UzTemiRContainer, part of Uzbekistan Temir Yulary, held talks with a number of Asian logistics operators on the development of the China-Kyrgyzstan-Uzbekistan-Afghanistan multimodal corridor on the sidelines of the Investment and Trade Fair in Lanzhou, China.

The meeting was held in a quadrilateral format with the participation of Gansu International Logistics Group, the Afghan diplomatic mission in China, and Xinjiang Union of International Railway Logistics.

The key topics were the launch of return container shipments from Afghanistan and Uzbekistan to China, increasing the route’s capacity, and developing logistics infrastructure in Central Asia, including the construction of terminals in Uzbekistan and Kyrgyzstan.

On the sidelines of the forum, a separate bilateral meeting between representatives of Uztemiryulcontainer and Gansu International Logistics Group took place, during which the parties visited the facilities of the international dry port in Lanzhou.

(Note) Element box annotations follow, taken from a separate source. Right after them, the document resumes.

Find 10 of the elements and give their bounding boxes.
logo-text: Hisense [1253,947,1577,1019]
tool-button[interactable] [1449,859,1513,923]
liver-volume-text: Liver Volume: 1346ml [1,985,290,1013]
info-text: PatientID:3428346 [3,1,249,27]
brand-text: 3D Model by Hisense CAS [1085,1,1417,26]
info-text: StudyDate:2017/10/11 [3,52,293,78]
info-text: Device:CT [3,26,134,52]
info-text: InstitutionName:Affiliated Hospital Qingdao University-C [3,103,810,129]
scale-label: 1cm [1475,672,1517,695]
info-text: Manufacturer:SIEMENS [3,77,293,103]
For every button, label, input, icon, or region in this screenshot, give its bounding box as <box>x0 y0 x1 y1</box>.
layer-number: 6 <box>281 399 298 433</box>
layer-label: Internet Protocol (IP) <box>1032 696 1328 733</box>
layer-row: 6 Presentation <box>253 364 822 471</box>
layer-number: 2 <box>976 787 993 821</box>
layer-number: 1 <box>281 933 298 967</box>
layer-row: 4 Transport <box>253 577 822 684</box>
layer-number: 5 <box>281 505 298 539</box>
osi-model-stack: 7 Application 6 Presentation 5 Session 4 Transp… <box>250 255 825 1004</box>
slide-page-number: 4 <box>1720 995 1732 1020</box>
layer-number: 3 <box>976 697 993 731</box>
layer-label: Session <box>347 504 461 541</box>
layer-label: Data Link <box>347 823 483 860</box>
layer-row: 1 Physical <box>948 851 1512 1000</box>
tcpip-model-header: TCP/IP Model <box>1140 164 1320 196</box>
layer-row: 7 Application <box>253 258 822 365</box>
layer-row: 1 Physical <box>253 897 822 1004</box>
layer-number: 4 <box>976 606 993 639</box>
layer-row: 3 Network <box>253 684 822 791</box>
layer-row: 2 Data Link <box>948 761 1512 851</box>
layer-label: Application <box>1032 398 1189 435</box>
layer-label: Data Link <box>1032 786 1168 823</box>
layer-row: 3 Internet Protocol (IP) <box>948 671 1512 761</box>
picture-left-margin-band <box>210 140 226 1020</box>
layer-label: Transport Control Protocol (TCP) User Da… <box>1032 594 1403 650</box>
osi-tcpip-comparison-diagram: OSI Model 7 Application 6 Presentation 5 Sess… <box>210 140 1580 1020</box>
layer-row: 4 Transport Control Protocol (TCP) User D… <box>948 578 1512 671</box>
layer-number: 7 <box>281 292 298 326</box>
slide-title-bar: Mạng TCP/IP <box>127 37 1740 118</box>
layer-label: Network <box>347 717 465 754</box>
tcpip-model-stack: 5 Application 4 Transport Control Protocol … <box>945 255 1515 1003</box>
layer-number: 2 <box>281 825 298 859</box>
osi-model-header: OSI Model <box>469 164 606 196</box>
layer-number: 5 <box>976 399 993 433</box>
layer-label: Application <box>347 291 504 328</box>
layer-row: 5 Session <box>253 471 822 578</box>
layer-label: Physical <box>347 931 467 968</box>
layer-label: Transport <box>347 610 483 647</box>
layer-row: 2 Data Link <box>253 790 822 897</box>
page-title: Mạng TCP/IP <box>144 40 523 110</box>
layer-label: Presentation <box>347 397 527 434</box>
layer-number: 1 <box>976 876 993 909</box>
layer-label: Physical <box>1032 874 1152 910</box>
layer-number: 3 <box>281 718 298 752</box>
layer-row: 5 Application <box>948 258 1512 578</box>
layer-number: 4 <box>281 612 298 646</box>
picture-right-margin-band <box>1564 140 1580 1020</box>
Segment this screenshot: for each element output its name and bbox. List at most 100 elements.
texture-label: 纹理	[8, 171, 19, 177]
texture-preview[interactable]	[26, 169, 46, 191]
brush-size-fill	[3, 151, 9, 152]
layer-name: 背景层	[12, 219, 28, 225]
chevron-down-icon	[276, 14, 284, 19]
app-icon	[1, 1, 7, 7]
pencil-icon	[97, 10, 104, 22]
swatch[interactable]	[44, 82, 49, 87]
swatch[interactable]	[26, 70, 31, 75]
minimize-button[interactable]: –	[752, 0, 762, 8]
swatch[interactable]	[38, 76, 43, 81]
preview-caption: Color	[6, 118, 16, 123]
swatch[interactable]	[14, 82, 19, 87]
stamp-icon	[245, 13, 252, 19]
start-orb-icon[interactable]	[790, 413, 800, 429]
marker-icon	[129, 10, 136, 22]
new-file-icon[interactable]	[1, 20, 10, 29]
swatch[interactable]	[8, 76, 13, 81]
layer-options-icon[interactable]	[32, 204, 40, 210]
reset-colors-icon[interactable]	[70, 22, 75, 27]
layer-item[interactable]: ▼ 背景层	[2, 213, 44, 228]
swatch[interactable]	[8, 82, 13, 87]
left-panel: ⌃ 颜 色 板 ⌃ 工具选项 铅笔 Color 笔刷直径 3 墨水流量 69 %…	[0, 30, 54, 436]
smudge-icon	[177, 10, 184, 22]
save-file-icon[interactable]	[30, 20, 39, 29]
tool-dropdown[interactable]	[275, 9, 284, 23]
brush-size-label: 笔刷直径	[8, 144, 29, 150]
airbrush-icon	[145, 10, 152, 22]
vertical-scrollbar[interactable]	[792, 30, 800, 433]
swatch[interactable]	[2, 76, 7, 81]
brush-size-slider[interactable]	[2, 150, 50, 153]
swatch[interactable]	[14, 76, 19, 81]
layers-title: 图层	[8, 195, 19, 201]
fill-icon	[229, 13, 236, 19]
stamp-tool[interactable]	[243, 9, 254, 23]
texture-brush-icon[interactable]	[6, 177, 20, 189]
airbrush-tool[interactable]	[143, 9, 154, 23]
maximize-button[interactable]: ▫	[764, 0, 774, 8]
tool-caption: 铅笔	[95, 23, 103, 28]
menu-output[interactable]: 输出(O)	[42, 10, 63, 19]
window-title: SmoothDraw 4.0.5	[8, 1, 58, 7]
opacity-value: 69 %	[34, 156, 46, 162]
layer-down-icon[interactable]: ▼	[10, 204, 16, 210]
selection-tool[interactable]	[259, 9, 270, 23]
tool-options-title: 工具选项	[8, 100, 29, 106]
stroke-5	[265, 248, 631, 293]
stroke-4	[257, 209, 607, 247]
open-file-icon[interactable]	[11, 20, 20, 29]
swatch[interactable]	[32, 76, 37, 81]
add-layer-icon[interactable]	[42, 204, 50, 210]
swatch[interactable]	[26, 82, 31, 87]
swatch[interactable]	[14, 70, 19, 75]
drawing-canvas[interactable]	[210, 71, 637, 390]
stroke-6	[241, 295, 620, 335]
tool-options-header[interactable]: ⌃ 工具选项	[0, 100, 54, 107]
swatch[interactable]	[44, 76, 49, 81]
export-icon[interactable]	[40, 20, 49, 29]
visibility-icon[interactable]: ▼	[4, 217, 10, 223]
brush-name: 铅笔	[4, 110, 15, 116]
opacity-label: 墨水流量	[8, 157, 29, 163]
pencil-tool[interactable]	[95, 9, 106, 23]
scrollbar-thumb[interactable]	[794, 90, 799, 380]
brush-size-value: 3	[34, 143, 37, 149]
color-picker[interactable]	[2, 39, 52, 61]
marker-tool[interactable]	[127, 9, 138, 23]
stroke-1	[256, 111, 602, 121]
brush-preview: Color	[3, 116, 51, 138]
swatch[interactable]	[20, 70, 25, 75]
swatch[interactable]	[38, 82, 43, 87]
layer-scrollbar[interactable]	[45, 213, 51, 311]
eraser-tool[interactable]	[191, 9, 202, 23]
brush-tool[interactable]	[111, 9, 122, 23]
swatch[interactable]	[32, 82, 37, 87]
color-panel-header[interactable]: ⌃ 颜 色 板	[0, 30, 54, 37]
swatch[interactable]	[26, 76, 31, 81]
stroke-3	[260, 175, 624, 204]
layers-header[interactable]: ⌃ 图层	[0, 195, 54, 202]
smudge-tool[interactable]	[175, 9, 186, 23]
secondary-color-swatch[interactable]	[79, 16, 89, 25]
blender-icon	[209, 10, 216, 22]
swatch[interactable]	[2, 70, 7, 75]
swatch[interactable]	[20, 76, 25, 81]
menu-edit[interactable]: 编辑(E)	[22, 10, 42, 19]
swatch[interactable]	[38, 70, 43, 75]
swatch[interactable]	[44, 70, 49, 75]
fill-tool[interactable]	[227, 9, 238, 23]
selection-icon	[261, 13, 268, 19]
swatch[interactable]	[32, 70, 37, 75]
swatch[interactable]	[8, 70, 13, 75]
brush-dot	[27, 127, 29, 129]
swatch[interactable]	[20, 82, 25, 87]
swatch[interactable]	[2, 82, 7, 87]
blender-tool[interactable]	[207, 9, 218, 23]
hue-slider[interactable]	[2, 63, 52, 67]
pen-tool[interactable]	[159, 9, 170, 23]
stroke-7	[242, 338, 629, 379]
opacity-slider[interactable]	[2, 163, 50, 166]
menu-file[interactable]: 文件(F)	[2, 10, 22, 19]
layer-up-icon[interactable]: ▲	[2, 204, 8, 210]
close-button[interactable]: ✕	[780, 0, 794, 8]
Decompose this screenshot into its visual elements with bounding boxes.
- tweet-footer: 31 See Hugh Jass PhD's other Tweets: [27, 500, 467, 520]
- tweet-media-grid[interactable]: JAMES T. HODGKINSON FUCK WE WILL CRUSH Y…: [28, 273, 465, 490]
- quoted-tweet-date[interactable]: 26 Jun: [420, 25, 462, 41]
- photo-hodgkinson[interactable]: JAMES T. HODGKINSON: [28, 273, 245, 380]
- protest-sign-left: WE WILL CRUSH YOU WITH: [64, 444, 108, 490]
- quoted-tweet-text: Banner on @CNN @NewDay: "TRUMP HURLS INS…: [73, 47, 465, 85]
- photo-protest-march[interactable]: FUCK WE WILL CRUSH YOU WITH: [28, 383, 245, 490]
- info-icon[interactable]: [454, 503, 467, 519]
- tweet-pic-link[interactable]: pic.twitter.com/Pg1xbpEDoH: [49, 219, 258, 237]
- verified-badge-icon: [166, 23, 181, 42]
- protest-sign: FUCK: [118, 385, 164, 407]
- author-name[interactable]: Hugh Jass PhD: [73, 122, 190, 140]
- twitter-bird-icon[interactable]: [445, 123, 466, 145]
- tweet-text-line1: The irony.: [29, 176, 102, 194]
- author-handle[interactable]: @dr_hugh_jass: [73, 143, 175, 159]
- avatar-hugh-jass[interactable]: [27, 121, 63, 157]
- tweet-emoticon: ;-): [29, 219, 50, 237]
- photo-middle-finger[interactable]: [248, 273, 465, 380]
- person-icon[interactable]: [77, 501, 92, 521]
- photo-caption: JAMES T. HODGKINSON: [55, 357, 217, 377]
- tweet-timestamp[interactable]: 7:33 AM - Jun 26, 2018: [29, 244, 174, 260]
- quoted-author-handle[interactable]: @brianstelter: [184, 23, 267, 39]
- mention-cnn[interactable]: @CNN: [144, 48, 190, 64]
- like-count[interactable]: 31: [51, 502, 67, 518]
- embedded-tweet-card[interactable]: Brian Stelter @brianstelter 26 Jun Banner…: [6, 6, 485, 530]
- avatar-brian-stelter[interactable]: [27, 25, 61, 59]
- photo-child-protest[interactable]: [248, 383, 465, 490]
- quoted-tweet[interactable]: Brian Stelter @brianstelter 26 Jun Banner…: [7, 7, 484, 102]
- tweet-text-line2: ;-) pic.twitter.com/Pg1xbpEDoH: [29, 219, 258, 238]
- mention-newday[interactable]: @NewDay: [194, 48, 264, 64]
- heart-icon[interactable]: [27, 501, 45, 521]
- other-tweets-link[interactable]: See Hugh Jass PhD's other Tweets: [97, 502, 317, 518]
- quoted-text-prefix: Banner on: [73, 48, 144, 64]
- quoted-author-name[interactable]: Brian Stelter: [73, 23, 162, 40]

They inspected container and bulk terminals, car handling areas, and a refrigeration complex for working with refrigerated containers. The delegation from Uzbekistan also familiarized itself with Gansu’s digital solutions in the field of logistics management.

Following the talks, the companies announced the launch of a pilot container route between China, Kyrgyzstan, Uzbekistan, and Tajikistan/Turkmenistan. The first train is scheduled to depart in the third quarter of 2025.

The parties confirmed their intentions to expand cooperation in the field of multimodal transport and expressed their readiness to increase the volume of container transport in the Eurasian direction by at least 1.5 times by 2030.